I suspect MacLellan will want to wait until the end of the season to get to work on Jakub Vrana and Andre Burakovsky’s deals. A full season is better to evaluate, especially if a long-term deal is a possibility. Both players will be restricted free agents, which means the Capitals own their negotiating rights, and there’s typically not as much rush with those contracts. That’s unlike unrestricted free agents, who hit the open market on July 1, and the biggest pending-UFAs for the Capitals are bottom-six wingers Brett Connolly and Devante Smith-Pelly. MacLellan was already thinking about Vrana and Burakovsky’s next contracts when he purposefully didn’t award any contracts of longer than one year to depth players this past summer, giving himself some roster flexibility to sign his skilled young forwards.

I’m more interested to see how the Capitals handle Holtby and center Nicklas Backstrom, who both have deals that expire after the 2019-20 season. That means Washington can sign them to extensions as early as July 1, 2019, and we’ve seen other teams use that early date for their superstars. Backstrom and Holtby are arguably underpaid at their current cap hits, so they’ll command big-money deals two years from now.

We haven’t talked enough about Ovechkin’s ice time this season. He’s skating an average of 21:03 per game, which is roughly a minute more than last season and the most he’s played per game since the 2010-11 season, when he was 25. Unlike the NBA and MLB, NHL players don’t take games off just for rest — and that’s usually their choice. I think as the league becomes more progressive, we might see that change in the future, but we’re not there yet. If Coach Todd Reirden wants to give Ovechkin a break later in the season, I imagine we’ll see a reduction in his ice time. If he plays just a couple minutes less per game, it could go a long way, though we know Ovechkin certainly prefers to play as much as possible.

For some teams, scratches sit in the press box. On others, they go through an off-ice workout during the game while keeping an eye on the television. I’ve heard of a little bit of everything from the Capitals' scratches. When defenseman John Carlson was hurt during the 2015-16 season, he watched games with the video staff and helped them clip certain shifts because it helped him appreciate what coaches were evaluating. Defenseman Taylor Chorney then did the same when he was often a healthy scratch last season.

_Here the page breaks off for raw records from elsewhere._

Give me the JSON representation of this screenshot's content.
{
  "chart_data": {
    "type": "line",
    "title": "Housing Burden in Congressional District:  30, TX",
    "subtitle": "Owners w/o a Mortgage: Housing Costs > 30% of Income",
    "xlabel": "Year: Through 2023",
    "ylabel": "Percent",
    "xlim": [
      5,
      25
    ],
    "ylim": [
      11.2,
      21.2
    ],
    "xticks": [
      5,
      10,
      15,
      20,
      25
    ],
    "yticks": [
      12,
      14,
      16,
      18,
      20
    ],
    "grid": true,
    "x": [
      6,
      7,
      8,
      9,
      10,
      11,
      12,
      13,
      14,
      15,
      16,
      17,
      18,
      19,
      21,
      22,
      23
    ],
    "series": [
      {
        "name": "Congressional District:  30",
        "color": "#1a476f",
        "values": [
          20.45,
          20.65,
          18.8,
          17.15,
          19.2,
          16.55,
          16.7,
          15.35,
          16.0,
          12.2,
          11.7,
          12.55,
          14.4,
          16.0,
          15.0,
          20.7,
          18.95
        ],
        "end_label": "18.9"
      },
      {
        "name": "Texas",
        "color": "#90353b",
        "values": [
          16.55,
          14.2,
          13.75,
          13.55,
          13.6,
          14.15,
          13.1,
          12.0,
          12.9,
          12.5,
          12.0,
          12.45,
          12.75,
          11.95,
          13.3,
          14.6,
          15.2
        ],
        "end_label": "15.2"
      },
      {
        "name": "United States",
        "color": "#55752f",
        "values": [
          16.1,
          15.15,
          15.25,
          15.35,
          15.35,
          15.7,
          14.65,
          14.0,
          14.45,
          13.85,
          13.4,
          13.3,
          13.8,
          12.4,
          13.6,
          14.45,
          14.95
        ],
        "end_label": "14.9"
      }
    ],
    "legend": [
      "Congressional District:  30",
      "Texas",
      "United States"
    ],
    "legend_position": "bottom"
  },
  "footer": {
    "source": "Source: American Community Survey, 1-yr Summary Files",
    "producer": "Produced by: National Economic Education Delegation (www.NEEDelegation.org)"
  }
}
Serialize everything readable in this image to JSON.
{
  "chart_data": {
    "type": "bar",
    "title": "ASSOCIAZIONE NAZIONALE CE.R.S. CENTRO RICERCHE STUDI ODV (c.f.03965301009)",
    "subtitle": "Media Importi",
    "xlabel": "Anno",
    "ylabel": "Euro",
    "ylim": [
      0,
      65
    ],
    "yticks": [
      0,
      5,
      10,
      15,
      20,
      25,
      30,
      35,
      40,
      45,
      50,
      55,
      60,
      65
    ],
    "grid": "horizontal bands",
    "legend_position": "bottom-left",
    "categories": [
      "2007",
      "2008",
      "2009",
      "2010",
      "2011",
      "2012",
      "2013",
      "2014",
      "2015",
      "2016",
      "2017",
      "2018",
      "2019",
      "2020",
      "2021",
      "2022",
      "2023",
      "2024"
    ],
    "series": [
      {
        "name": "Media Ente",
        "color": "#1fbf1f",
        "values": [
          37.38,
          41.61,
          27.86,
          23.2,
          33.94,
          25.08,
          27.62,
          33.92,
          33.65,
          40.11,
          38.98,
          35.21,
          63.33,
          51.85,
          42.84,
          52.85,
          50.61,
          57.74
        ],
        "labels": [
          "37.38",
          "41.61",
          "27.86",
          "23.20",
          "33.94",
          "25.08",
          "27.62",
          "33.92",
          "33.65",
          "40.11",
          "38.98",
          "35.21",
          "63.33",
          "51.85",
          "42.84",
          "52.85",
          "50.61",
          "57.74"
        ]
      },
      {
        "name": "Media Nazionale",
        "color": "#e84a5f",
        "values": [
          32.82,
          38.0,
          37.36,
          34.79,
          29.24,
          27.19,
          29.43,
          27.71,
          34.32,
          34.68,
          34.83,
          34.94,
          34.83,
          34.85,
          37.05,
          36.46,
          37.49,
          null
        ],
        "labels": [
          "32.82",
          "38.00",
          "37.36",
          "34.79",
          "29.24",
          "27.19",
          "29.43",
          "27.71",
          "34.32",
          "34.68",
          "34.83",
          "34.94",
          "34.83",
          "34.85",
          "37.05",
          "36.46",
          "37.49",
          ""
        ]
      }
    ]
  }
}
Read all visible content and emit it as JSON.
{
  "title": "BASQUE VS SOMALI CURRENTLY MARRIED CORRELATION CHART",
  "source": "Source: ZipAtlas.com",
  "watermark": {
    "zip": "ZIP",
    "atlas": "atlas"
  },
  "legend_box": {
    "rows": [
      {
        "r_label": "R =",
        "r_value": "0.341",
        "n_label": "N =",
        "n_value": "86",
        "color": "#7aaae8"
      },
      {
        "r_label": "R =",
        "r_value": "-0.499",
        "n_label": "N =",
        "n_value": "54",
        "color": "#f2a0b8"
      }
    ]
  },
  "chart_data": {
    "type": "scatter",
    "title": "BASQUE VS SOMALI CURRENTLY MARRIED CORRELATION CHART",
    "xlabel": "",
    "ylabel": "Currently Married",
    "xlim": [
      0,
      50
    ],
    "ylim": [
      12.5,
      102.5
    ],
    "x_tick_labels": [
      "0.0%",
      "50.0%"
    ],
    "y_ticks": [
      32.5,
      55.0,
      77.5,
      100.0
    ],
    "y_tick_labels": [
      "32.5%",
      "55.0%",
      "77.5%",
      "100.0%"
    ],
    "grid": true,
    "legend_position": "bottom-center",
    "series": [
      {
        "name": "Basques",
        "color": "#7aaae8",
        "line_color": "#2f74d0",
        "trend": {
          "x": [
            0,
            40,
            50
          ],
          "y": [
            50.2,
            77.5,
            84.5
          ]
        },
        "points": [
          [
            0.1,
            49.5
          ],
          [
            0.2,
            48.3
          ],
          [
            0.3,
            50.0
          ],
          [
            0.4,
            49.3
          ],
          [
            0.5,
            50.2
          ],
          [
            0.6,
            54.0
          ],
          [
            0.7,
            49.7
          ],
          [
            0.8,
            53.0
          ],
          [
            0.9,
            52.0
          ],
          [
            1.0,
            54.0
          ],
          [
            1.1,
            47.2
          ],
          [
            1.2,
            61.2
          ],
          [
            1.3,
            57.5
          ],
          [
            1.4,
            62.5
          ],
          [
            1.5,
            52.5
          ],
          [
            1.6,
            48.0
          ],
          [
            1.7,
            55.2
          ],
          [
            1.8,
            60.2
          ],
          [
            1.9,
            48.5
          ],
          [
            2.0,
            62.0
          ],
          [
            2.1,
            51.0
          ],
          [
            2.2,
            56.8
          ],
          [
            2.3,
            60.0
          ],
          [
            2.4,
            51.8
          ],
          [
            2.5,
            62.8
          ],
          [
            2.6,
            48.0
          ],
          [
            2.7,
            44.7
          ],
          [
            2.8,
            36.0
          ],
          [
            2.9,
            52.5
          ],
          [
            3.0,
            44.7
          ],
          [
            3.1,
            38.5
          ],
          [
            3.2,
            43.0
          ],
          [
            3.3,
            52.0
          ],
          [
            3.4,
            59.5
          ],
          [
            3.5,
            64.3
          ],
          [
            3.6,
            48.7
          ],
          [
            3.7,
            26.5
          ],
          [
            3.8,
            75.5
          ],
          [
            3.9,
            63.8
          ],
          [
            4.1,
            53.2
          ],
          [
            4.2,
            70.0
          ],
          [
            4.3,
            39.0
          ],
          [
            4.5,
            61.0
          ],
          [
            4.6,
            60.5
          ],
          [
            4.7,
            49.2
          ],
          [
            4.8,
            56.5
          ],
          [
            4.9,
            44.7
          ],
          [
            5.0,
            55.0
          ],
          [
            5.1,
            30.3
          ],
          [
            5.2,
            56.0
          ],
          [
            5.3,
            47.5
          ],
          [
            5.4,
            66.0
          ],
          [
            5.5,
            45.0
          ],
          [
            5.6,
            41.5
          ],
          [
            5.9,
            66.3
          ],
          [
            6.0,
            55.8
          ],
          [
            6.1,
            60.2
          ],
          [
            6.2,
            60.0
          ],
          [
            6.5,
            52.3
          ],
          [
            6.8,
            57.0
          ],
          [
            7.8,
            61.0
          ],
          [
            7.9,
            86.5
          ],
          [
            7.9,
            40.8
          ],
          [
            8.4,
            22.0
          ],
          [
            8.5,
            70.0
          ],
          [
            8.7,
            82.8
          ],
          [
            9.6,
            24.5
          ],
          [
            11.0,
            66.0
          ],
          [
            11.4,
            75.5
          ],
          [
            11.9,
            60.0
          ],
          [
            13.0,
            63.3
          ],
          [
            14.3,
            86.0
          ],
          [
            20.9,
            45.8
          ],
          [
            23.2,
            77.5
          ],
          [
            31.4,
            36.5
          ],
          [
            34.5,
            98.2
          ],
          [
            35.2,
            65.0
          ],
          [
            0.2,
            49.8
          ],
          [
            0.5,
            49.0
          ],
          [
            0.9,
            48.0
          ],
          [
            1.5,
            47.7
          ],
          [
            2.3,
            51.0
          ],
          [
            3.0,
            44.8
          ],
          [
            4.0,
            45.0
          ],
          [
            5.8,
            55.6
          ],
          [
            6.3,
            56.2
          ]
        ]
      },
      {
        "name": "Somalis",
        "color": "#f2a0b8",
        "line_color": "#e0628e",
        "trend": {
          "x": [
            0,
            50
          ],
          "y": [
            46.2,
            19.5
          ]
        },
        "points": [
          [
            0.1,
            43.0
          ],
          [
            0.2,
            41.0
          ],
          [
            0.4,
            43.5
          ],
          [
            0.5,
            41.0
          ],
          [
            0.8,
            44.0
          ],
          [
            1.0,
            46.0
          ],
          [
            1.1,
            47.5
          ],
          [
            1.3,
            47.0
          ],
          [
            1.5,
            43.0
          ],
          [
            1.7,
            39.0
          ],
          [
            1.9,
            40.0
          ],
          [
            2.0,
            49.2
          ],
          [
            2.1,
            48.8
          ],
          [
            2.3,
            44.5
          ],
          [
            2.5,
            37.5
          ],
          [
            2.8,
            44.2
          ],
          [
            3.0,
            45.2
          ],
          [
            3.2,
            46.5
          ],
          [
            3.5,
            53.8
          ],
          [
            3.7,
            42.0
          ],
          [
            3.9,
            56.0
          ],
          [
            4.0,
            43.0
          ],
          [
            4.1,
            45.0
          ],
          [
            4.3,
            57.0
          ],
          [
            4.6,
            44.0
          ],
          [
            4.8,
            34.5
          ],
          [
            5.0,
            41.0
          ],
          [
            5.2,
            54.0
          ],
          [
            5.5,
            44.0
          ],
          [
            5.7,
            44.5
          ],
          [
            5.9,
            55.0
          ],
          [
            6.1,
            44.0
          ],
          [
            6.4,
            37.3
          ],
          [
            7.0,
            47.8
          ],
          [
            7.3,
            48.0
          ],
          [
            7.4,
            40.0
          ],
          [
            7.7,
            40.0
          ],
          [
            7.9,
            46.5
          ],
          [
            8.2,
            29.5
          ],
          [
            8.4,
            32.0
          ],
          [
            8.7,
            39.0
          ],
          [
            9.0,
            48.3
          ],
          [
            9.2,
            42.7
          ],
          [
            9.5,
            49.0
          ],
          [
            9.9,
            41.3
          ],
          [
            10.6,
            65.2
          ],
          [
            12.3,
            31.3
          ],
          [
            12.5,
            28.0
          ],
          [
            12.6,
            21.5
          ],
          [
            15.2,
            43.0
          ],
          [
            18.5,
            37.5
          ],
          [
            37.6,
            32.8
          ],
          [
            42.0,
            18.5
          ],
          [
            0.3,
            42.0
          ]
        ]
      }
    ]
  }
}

Recently, Reirden mentioned how being out of the lineup and just watching games might have helped forward Tom Wilson when he finally returned from his suspension.

“I think sometimes when you have to watch some games for a while, you’re able to pick up some different things you can add,” Reirden said. “I think the fact a lot of the players asked him [advice], when we were going through a number of different [wingers] for Ovechkin and Kuznetsov at the time, I think it got him to really focus on what he does that makes him special on that line. I think sometimes some time away and people asking him about it allowed him to really understand the importance of his role and how difficult it is.”